In keeping with the theme of “Corporate Espionage,” I touched on last week, it is always so interesting to see companies give away information selectively that can be deduced from a simple mass balance and/or a conversion chart in an engineering textbook.
I wanted to know just how big the retrofit they discussed, the one that will “remove more than 5001 metric tons” of CO2 from the atmosphere, for a sense of scale. Luckily, the cement curing process is illustrated on their website:
Instead of using water evaporation + heat to facilitate the exothermic Ca(OH)2 crystallization process out of a lime solution by burning natural gas, this process involves piping high concentrations of CO2 at ambient temperatures into an “oven” to fix the calcium into CaCO3. We’ll get into the actual chemistry in a later section, but for this purpose, it doesn’t matter.
Using good old-fashioned Stoichiometry, we can get our answer.

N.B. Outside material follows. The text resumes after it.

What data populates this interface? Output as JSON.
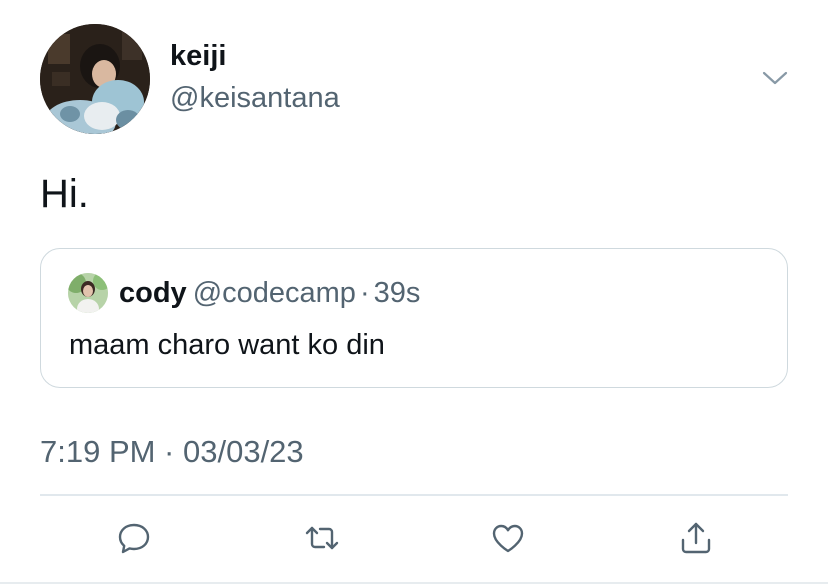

We know that one molecule of CaCO3 is formed by fixing one molecule of Carbon, and therefore one molecule of CO2.
Using the molecular mass of the two compounds:
CO2 - 44.01 g/mol
CaCO3 - 100.09 g/mol
And knowing that in commercial blockmaking, the cured hydrated lime (cement) concentration by mass is roughly 9.5%2, we can surmise the following:
The “standard” concrete block used in construction is about 28 pounds, so we can estimate this is a nice, round, one million blocks per year facility.
At a wholesale price of $1 per block (they cost $2 at Home Depot), this is a $1 million dollar revenue facility, and at gross margins of, say, 15%, we can say that gross profits would be $150k with net profits (based on industry leaders like Cemex) in the $40-60k range.
So… all of this is not to dump on CarbonBuilt’s PR; it’s a great story, but we’re a long way off from having to discuss some of the nuanced issues about their input supply chain.
Is the by-product of a coal power plant actually “zero carbon?”
Now we get to the fun part. One potential red flag (🚩) from CarbonBuilt’s PR push is that they talk about a “proprietary low-cost alternative” to Portland Cement, describing it generally as carbon neutral but readily available compound without discussing further. This could be a trade secret, like Coke’s secret formula or the 11 Herbs and Spices in KFC, I suppose. Or it could be that they don’t want to have the uncomfortable (but necessary) conversation about the Green economy’s reliance on fossil fuels.